Accordingly, we conclude that Gaible had the status of a licensee because he
did not pay for the use of the premises.
III. Gaible did not show that there is a question of fact about DPS’s actual knowledge of the alleged hazard.
DPS argues that Gaible did not demonstrate that governmental immunity has
been waived in this case. Because Gaible is a licensee, to demonstrate a waiver of
sovereign immunity, he was required to establish that the wire ring posed an
unreasonable risk of harm, DPS had actual knowledge of its presence in the
parking lot before the incident, and that DPS failed to warn about wire ring or 14 remove it. See Sampson, 500 S.W.3d at 391. DPS argues that its jurisdictional
evidence conclusively proved that it did not have actual knowledge of the presence
of the wire ring in the parking lot before the incident.
To prove actual knowledge, a licensee must show that the premises owner
actually knew that the dangerous condition existed at the time of the incident.

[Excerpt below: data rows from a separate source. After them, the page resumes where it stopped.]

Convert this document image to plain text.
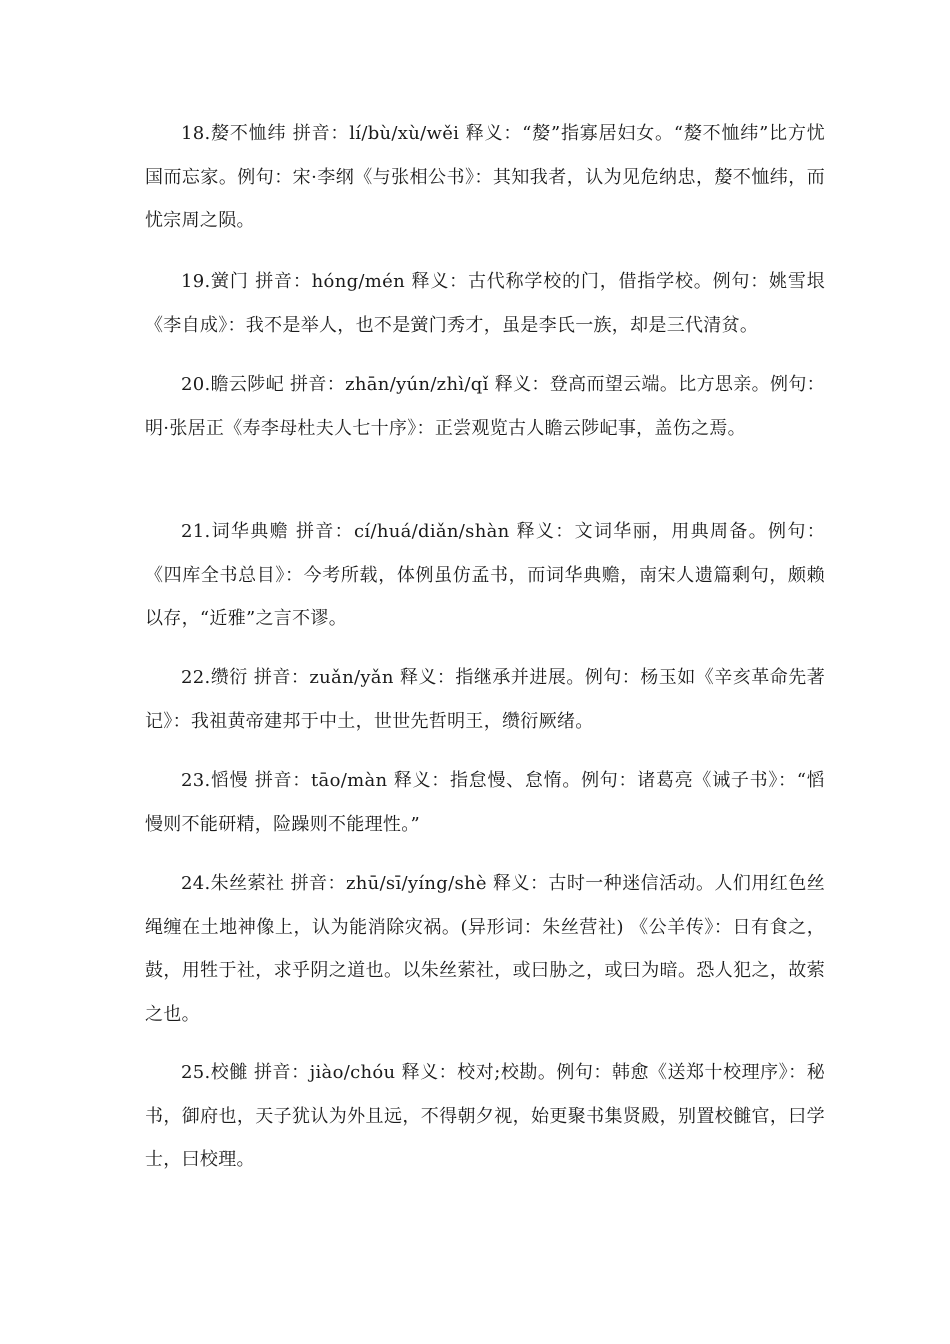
18.嫠不恤纬 拼音：lí/bù/xù/wěi 释义：“嫠”指寡居妇女。“嫠不恤纬”比方忧国而忘家。例句：宋·李纲《与张相公书》：其知我者，认为见危纳忠，嫠不恤纬，而忧宗周之陨。

19.黉门 拼音：hóng/mén 释义：古代称学校的门，借指学校。例句：姚雪垠《李自成》：我不是举人，也不是黉门秀才，虽是李氏一族，却是三代清贫。

20.瞻云陟屺 拼音：zhān/yún/zhì/qǐ 释义：登高而望云端。比方思亲。例句：明·张居正《寿李母杜夫人七十序》：正尝观览古人瞻云陟屺事，盖伤之焉。

21.词华典赡 拼音：cí/huá/diǎn/shàn 释义：文词华丽，用典周备。例句：《四库全书总目》：今考所载，体例虽仿孟书，而词华典赡，南宋人遗篇剩句，颇赖以存，“近雅”之言不谬。

22.缵衍 拼音：zuǎn/yǎn 释义：指继承并进展。例句：杨玉如《辛亥革命先著记》：我祖黄帝建邦于中土，世世先哲明王，缵衍厥绪。

23.慆慢 拼音：tāo/màn 释义：指怠慢、怠惰。例句：诸葛亮《诫子书》：“慆慢则不能研精，险躁则不能理性。”

24.朱丝萦社 拼音：zhū/sī/yíng/shè 释义：古时一种迷信活动。人们用红色丝绳缠在土地神像上，认为能消除灾祸。(异形词：朱丝营社) 《公羊传》：日有食之，鼓，用牲于社，求乎阴之道也。以朱丝萦社，或曰胁之，或曰为暗。恐人犯之，故萦之也。

25.校雠 拼音：jiào/chóu 释义：校对;校勘。例句：韩愈《送郑十校理序》：秘书，御府也，天子犹认为外且远，不得朝夕视，始更聚书集贤殿，别置校雠官，曰学士，曰校理。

Sampson, 500 S.W.3d at 392. Prior reports of injuries caused by the dangerous
condition or the potentially dangerous nature of the condition is some evidence that
the owner had actual knowledge of the dangerous condition. Id. The absence of
such evidence, however, does not negate actual knowledge, and circumstantial
evidence can establish actual knowledge so long as it supports such a conclusion
directly or by reasonable inference. Id.
In his brief, Gaible concedes that there are no facts to show that DPS had
actual knowledge of the wire on the lot. He instead argues that he was an invitee
and that DPS had constructive knowledge of the presence of the wire ring on the
lot and its potential hazardousness. We have already concluded that Gaible was a
licensee, and, therefore, Gaible’s arguments are unavailing.
Moreover, DPS produced jurisdictional evidence that established that it did
not have actual knowledge of the wire on the lot. Verduzco testified that she had
worked at the Dacoma Street office for ten years and was not aware of any prior
incidents when a person fell due to a tripping hazard. Sylvia Guerra, a regional
15 manager since 1996, averred that she is responsible for overseeing the DPS office
on Dacoma Street, and she has access to DPS records regarding reports of injuries
on the premises. She averred that there were no reports of injuries alleged to have
resulted from a dangerous condition in the parking lot before December 28, 2018,
and specifically, no reports of wire rings or other tripping hazards in the parking lot
before December 28, 2018. The janitorial contract showed that picking up trash
and paper in the parking lot was a daily service, and the work log indicated that
this service was performed the night before Gaible’s accident.
We conclude that Gaible failed to demonstrate a question of fact existed as
to whether DPS had actual knowledge of the wire ring that he contends caused his
accident. Accordingly, governmental immunity has not been waived in this case,
and we hold that the trial court erred by denying DPS’s plea to the jurisdiction.
We sustain DPS’s sole issue.
Conclusion
We vacate the trial court’s order denying the plea to the jurisdiction, and we
render judgment dismissing Gaible’s claims against DPS.
Peter Kelly Justice
Panel consists of Chief Justice Adams and Justices Kelly and Goodman.